Program Coordinator SAFE Seas Project Destructive Fishing Watch (DFW) Indonesia Muh. Arifuddin mengingatkan bahwa saat ini di pasar global, banyak ikan yang ditangkap oleh orang-orang yang bekerja lebih dari 18 jam sehari, bergaji US$200-US$300 per bulan, dan bekerja dalam jeratan hutang juga pemerasan.
"Bulan lalu, kami menemukan tiga orang awak kapal perikanan asal Bitung yang bekerja di kapal Tiongkok selama tujuh bulan tanpa digaji dan pemerintah tidak hadir membantu mereka mendapatkan hak-hak yang mestinya mereka dapatkan," ujar Arif dalam keterangan resmi yang diterima Bisnis, Senin (27/1/2020).
Oleh karena itu, dia meminta Kementerian Kelautan dan Perikanan untuk lebih mengefektifkan pelaksanaan Peraturan Menteri Kelautan dan Perikanan No 35/2015 tentang Sistem dan Sertifikasi HAM pada Usaha Perikanan.
"Sejauh ini beleid tersebut merupakan satu-satunya produk hukum pemerintah yang secara langsung mencegah praktik kerja paksa, pelanggaran HAM, dan perdagangan orang di sektor perikanan," kata Arif.
Koordinator Nasional DFW Indonesia Moh.

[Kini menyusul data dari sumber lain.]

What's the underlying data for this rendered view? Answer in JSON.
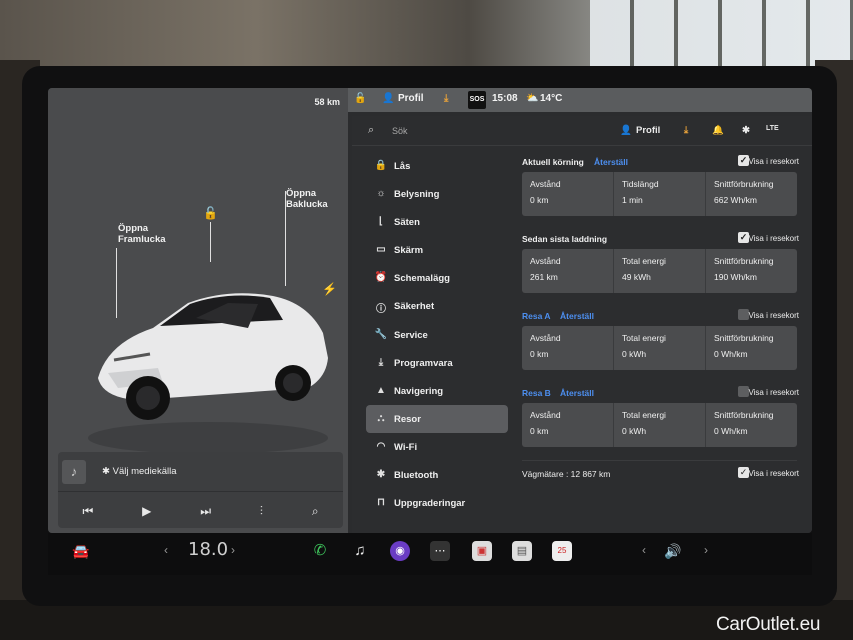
{
  "car": {
    "range": "58 km",
    "front_trunk_label": "Öppna\nFramlucka",
    "rear_trunk_label": "Öppna\nBaklucka"
  },
  "media": {
    "source_label": "Välj mediekälla"
  },
  "status_bar": {
    "profile": "Profil",
    "sos": "SOS",
    "time": "15:08",
    "temperature": "14°C"
  },
  "settings_header": {
    "search_placeholder": "Sök",
    "profile": "Profil",
    "signal": "LTE"
  },
  "nav": {
    "items": [
      {
        "label": "Lås",
        "icon": "lock-icon"
      },
      {
        "label": "Belysning",
        "icon": "sun-icon"
      },
      {
        "label": "Säten",
        "icon": "seat-icon"
      },
      {
        "label": "Skärm",
        "icon": "display-icon"
      },
      {
        "label": "Schemalägg",
        "icon": "clock-icon"
      },
      {
        "label": "Säkerhet",
        "icon": "info-icon"
      },
      {
        "label": "Service",
        "icon": "wrench-icon"
      },
      {
        "label": "Programvara",
        "icon": "download-icon"
      },
      {
        "label": "Navigering",
        "icon": "navigation-icon"
      },
      {
        "label": "Resor",
        "icon": "trips-icon",
        "active": true
      },
      {
        "label": "Wi-Fi",
        "icon": "wifi-icon"
      },
      {
        "label": "Bluetooth",
        "icon": "bluetooth-icon"
      },
      {
        "label": "Uppgraderingar",
        "icon": "bag-icon"
      }
    ]
  },
  "trips": {
    "show_in_card_label": "Visa i resekort",
    "reset_label": "Återställ",
    "current": {
      "title": "Aktuell körning",
      "checked": true,
      "cells": [
        {
          "label": "Avstånd",
          "value": "0 km"
        },
        {
          "label": "Tidslängd",
          "value": "1 min"
        },
        {
          "label": "Snittförbrukning",
          "value": "662 Wh/km"
        }
      ]
    },
    "since_charge": {
      "title": "Sedan sista laddning",
      "checked": true,
      "cells": [
        {
          "label": "Avstånd",
          "value": "261 km"
        },
        {
          "label": "Total energi",
          "value": "49 kWh"
        },
        {
          "label": "Snittförbrukning",
          "value": "190 Wh/km"
        }
      ]
    },
    "trip_a": {
      "title": "Resa A",
      "checked": false,
      "cells": [
        {
          "label": "Avstånd",
          "value": "0 km"
        },
        {
          "label": "Total energi",
          "value": "0 kWh"
        },
        {
          "label": "Snittförbrukning",
          "value": "0 Wh/km"
        }
      ]
    },
    "trip_b": {
      "title": "Resa B",
      "checked": false,
      "cells": [
        {
          "label": "Avstånd",
          "value": "0 km"
        },
        {
          "label": "Total energi",
          "value": "0 kWh"
        },
        {
          "label": "Snittförbrukning",
          "value": "0 Wh/km"
        }
      ]
    },
    "odometer": "Vägmätare : 12 867 km",
    "odometer_checked": true
  },
  "taskbar": {
    "cabin_temp": "18.0"
  },
  "watermark": "CarOutlet.eu",
  "colors": {
    "accent_blue": "#4d8ff0",
    "download_orange": "#e8a23a",
    "phone_green": "#3ec45c"
  }
}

Abdi Suhufan menambahkan rencana deregulasi sejumlah kebijakan sektor kelautan dan perikanan melalui review 29 peraturan dikhawatirkan akan membuat sektor perikanan menjadi ajang eksploitasi sumber daya ikan tanpa memikirkan keberlanjutan.
"Dikhawatirkan pertimbangan ekonomi akan mendominasi kebijakan perikanan ke depan tanpa mempertimbangkan aspek lingkungan dan sosial," tuturnya.
Walaupun stok ikan di perairan Indonesia terindikasi naik, namun pemerintah katanya harus menyadari bahwa saat ini stok ikan global semakin menipis.
Kegiatan penangkapan ikan saat ini ditandai dengan ongkos produksi yang makin meningkat, apalagi dengan rencana pemerintah mendorong armada kapal ikan Indonesia menangkap di ZEEI. Penangkapan ikan pada lokasi yang lebih jauh akan meningkatkan biaya BBM dan biaya tenaga kerja, pelaku usaha akan menekan dua hal tersebut agar tetap kompetitif.
"Tanpa instrumen dan pengawasan yang kuat, pengusaha akan memotong biaya tenaga kerja dan hal itu akan menjadi insentif terjadinya perbudakan modern di sektor perikanan tangkap," kata Abdi.
Sejauh ini, instrumen untuk melakukan pengawasan ketenagakerjaan di sektor perikanan dinilai masih parsial dilakukan oleh KKP dan Kementerian Tenaga Kerja.